Il caso della società Miteni

Ma tra le caratteristiche peculiari dei Pfas non ci sono solo durevolezza e resistenza, ma anche la mobilità: ciò significa che una volta che sono stati rilasciati nell’ambiente, possono riversarsi nelle acque di scarico, nei rifiuti e nelle falde acquifere. Da qui il passaggio ai prodotti alimentari è inevitabile, aumentando il rischio di contatto delle sostanze chimiche con l’essere umano.

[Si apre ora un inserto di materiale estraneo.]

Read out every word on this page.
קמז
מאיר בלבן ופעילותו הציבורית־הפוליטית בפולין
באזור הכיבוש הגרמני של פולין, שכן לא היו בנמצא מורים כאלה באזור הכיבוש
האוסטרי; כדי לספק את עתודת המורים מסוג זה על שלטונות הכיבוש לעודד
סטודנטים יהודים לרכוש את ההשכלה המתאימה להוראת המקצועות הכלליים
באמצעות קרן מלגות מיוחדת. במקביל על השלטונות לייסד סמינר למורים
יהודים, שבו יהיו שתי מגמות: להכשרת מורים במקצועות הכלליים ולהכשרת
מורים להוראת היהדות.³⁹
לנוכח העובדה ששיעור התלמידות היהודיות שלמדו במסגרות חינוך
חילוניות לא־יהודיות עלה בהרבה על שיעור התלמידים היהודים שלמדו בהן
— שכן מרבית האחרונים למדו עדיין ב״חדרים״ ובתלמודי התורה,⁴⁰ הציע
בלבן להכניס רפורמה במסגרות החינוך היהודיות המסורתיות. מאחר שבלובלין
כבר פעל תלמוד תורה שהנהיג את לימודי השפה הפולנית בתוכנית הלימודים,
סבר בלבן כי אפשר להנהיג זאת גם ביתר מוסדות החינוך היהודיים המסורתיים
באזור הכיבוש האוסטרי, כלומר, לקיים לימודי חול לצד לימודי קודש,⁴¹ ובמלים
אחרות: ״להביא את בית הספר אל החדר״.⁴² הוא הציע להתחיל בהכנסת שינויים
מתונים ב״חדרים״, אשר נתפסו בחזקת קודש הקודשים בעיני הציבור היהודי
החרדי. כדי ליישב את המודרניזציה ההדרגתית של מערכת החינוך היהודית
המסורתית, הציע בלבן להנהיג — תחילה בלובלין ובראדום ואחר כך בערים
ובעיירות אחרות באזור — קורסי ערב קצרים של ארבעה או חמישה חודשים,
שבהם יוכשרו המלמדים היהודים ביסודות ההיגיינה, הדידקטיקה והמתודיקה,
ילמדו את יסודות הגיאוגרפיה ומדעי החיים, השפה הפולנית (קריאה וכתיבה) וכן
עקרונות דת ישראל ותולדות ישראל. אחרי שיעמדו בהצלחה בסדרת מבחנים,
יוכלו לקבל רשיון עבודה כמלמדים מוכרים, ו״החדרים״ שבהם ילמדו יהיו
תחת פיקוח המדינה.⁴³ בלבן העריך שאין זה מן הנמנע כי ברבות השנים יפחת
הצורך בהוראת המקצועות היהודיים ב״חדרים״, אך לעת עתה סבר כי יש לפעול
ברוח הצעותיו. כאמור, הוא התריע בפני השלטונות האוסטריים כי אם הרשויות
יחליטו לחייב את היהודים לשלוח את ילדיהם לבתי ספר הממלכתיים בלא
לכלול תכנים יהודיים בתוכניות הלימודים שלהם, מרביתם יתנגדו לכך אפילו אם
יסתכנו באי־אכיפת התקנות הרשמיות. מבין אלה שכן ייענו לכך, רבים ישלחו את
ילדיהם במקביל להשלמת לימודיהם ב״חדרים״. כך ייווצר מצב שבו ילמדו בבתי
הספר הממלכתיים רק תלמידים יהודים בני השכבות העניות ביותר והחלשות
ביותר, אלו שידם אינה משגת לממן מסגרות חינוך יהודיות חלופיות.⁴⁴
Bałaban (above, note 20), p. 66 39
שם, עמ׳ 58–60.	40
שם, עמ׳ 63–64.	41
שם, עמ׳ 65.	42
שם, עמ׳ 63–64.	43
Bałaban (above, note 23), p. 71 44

Tra i casi di inquinamento da Pfas più noti c’è quello di Miteni, società chimica con sede a Trissino, che ha contaminato le falde acquifere di alcune aree delle province di Vicenza, Padova e Verona. In totale sono state 350mila le persone che hanno bevuto l’acqua contenente le sostanze chimiche del Pfas. Proprio giovedì la Corte d’Assise di Vicenza ha emesso la sentenza definitiva: 141 anni di carcere per gli 11 manager, assoluzione di altri quattro. La Miteni dovrà ora pagare una multa da 125mila euro e dovrà far fronte a una confisca di 437mila euro.